So gut wie jeder hat bei der größten Auskunftei Deutschlands, der Schufa, ein Scoring. Es ist ausreichend, dass Sie ein Bankkonto eröffnet oder eine Kreditkarte beantragt haben. Dann wird für Sie zugleich ein entsprechender Wert angelegt. So gesehen gibt es bei {einer seriösen Bank} den „Kredit ohne Schufa“ nicht, bestenfalls einen „Kredit trotz Schufa-Eintrag“. Einen „negativen Schufa Eintrag“ haben nur sehr wenige Verbraucher, obwohl viele das denken. In Wirklichkeit ist das Scoring der allermeisten Personen bei der Auskunftei durchweg positiv

Ermitteln Sie am besten schon im Vorfeld, ob Ihr Scoring (der so genannte Bonitätsscore) tatsächlich so mangelhaft ist, dass die Bewilligung Ihres Kreditantrags bei einer Bank Schwierigkeiten bereiten könnte. Pro Jahr einmal bewilligt die Schufa sowohl Unternehmen als auch Privatpersonen eine gebührenfreie Abfrage des „Schufa Score“. Seit 2010 kann man eine so genannte Selbstauskunft bei der Auskunftei einholen, um festzustellen, welche persönlichen Daten hinterlegt sind. Diese Infos stehen Ihnen im Prinzip pro Jahr einmal nach dem Bundesdatenschutzgesetz (BDSG) § 34 kostenfrei zu.
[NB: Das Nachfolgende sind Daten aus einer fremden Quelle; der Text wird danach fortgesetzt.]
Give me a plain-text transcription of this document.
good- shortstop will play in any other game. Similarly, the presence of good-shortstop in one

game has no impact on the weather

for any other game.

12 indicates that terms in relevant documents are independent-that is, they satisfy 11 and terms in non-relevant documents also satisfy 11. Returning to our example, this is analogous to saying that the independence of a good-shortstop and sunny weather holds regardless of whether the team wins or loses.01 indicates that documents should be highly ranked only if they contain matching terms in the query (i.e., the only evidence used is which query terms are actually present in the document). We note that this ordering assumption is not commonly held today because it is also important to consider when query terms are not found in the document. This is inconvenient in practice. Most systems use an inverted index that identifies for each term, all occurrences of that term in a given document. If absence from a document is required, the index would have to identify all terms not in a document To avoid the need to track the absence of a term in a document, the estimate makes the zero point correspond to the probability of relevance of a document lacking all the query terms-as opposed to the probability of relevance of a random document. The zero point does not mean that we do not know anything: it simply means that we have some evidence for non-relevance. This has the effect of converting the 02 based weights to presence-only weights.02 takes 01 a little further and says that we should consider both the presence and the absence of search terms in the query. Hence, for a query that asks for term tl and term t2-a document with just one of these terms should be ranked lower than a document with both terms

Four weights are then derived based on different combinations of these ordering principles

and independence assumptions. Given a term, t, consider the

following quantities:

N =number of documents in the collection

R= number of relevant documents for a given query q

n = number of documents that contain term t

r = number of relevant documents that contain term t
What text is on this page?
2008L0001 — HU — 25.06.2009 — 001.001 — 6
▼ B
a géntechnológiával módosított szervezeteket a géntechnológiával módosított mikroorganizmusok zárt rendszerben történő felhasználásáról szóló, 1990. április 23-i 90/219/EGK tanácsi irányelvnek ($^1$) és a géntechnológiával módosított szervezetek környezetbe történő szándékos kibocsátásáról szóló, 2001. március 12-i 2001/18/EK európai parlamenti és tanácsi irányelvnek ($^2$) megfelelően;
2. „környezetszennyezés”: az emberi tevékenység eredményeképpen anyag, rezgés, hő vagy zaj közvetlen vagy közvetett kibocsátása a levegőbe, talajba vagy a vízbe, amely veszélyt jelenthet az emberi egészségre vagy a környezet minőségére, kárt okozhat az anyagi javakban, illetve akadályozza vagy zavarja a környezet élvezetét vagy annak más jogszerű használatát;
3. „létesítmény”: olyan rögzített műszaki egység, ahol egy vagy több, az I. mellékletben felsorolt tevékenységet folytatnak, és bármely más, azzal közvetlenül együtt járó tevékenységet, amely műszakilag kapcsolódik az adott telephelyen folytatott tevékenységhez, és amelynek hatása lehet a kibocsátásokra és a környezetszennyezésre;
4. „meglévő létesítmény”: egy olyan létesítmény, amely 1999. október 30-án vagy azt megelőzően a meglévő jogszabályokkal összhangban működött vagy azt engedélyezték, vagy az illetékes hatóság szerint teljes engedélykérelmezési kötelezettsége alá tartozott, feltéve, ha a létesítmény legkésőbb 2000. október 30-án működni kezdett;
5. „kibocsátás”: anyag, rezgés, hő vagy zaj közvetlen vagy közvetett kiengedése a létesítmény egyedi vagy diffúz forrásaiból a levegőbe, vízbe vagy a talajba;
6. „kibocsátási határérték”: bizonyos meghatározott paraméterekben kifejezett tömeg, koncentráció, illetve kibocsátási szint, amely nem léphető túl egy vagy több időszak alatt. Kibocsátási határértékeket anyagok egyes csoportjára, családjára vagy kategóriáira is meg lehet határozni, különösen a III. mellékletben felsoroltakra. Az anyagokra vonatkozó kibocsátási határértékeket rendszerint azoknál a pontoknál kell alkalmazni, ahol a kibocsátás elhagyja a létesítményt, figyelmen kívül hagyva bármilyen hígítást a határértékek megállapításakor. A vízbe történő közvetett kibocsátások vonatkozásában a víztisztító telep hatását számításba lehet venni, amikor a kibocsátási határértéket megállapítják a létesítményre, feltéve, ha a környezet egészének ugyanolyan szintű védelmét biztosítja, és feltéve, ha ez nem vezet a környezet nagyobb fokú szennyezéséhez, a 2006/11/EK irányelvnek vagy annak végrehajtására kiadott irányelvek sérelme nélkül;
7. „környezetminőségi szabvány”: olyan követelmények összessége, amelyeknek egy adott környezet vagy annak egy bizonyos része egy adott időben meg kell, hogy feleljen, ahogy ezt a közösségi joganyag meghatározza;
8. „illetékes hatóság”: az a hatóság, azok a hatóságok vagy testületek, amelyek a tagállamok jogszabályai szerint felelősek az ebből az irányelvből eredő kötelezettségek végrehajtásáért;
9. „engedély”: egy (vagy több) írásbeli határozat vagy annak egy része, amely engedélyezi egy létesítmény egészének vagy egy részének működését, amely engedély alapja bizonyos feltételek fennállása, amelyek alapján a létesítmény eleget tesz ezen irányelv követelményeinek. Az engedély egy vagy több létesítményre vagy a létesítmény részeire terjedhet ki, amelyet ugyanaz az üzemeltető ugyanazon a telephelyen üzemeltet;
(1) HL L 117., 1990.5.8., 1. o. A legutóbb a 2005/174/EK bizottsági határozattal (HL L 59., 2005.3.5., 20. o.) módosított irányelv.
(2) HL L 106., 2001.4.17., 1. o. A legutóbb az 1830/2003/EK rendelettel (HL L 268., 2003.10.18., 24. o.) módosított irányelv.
Sie können Ihr persönliches Scoring (Schufascore) sowie Angaben darüber, welche Institute respektive Kreditbanken in den vergangenen Monaten eine Auskunft über Sie eingeholt haben, bei „MeineSchufa“ abfragen. Score-Wert hängt mit diversen „Ratings“ zusammen. Diese bewegen sich irgendwo zwischen 1 und 100. Je größer der Wert ist, desto besser ist auch die Bonität. 100 ist hierbei der maximale Wert und zeigt, dass die Ausfallwahrscheinlichkeit außerordentlich gering ist. Ein Scorewert von 50 andererseits heißt im Klartext, die Schufa geht von der Annahme aus, dass Zahlungsausfälle viel wahrscheinlicher sind.

Unser Tipp: So können Sie einen „negativen Schufa-Eintrag löschen lassen“

Rechnung nicht beglichen – das kann jedem passieren. Es kann dafür diverse Ursachen geben: Sie waren zu der Zeit gerade im Urlaub, befanden sich zu der Zeit gerade in einem finanziellen Engpass oder haben durch einen Umzug eine neue Adresse. Auch eine Handyrechnung, die vergessen wurde, fristgemäß zu begleichen, kann über kurz oder lang eventuell Schwierigkeiten machen. Das geschieht schneller als man meint. Die Folge ist, es gibt einen ungünstigen Schufa-Eintrag und bekommt hinterher nur noch schwer einen Kredit. Wenn also durch mehrere Zahlungsaufforderungen der Scorewert abnimmt, hat dies mit Sicherheit Auswirkungen in Bezug auf die Beantragung eines Kredits.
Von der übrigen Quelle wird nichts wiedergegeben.